Une nouvelle fonctionnalité qui sème la discorde
Le déploiement des AI Overviews par Google a déclenché une vive réaction. Cette technologie fournit des réponses synthétiques aux requêtes des internautes, en s’appuyant directement sur le contenu de sites web tiers. L’utilisateur obtient ainsi une information quasi instantanée sans consulter les sources originales. Pour de nombreux éditeurs de presse, cette évolution représente une menace majeure. Ils redoutent une chute drastique de leur fréquentation, car les clics vers leurs articles diminueraient considérablement.
En réaction, l’Independent Publishers Alliance, un regroupement de médias en ligne, a donc engagé une action formelle. L’alliance a déposé une plainte le 30 juin auprès de la Commission européenne et de l’autorité britannique de la concurrence, ou la CMA. Selon les plaignants, Google abuse de sa position dominante pour s’approprier leur travail et affaiblir leur modèle économique. Ils alertent sur le risque d’un effondrement d’une part significative de leurs revenus publicitaires, étroitement liés au nombre de visiteurs sur leurs pages. Or, ces revenus sont indispensables pour couvrir les frais professionnels liés à la production d’un contenu de qualité, qu’il s’agisse des salaires des journalistes, des coûts technologiques ou des reportages sur le terrain.
L’affaire prend une résonance particulière avec certains chiffres avancés, comme la perte de trafic supposée du New York Times, qui illustre l’ampleur du problème.
Google conteste les accusations formulées
Face à cette offensive, la firme de Mountain View défend sa position. Un porte-parole de l’entreprise a réfuté les allégations des éditeurs, niant tout lien de causalité direct entre le lancement des AI Overviews et les baisses de trafic observées. D’après Google, d’autres facteurs pourraient expliquer ces variations d’audience, tels que le désintérêt croissant des lecteurs pour certains sujets ou les ajustements réguliers de ses algorithmes de classement.

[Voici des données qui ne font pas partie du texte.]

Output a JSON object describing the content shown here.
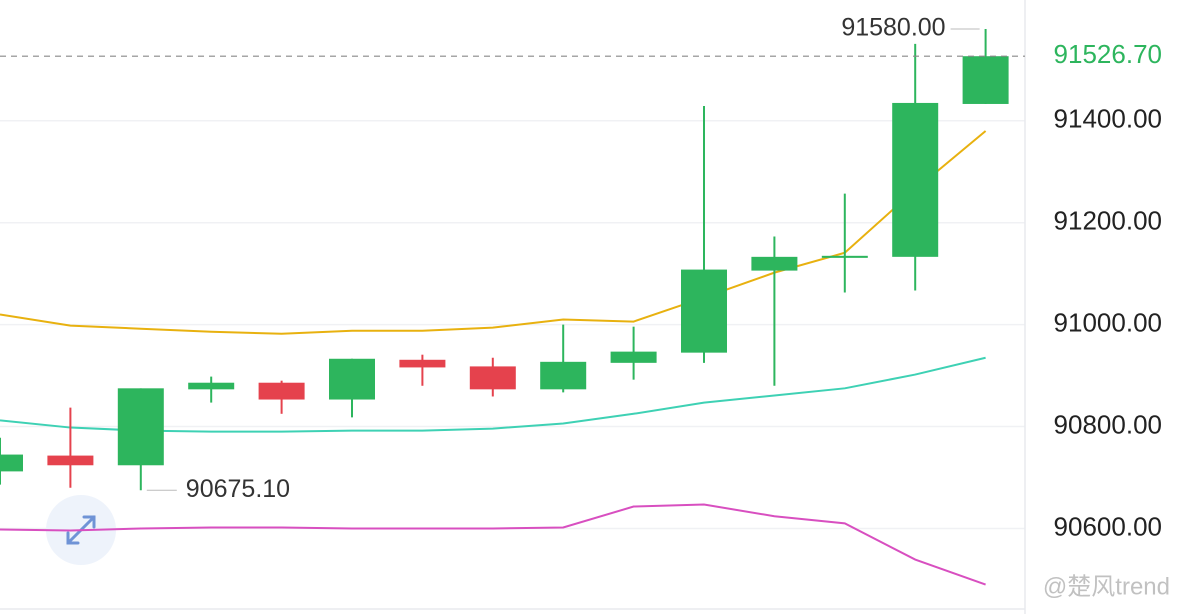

Cette ligne de défense vise à minimiser l’impact de la nouvelle fonctionnalité sur l’écosystème médiatique. Le groupe invoque sa volonté d’améliorer l’expérience utilisateur en fournissant des réponses rapides et pertinentes. Cependant, cet argument ne convainc pas les éditeurs, qui voient leur contenu exploité sans juste compensation. Cette perte de visibilité et de revenus publicitaires compromet leur capacité à financer la production d’informations de qualité, y compris la prise en charge des frais professionnels indispensables au travail journalistique.
Par ailleurs, l’incertitude plane encore sur le déploiement de cette technologie en France. La plainte déposée auprès des instances européennes pourrait en freiner, voire bloquer, l’introduction. En définitive, l’issue de cette confrontation juridique pèsera lourd dans l’avenir des relations entre les géants de la tech et les producteurs de contenus journalistiques.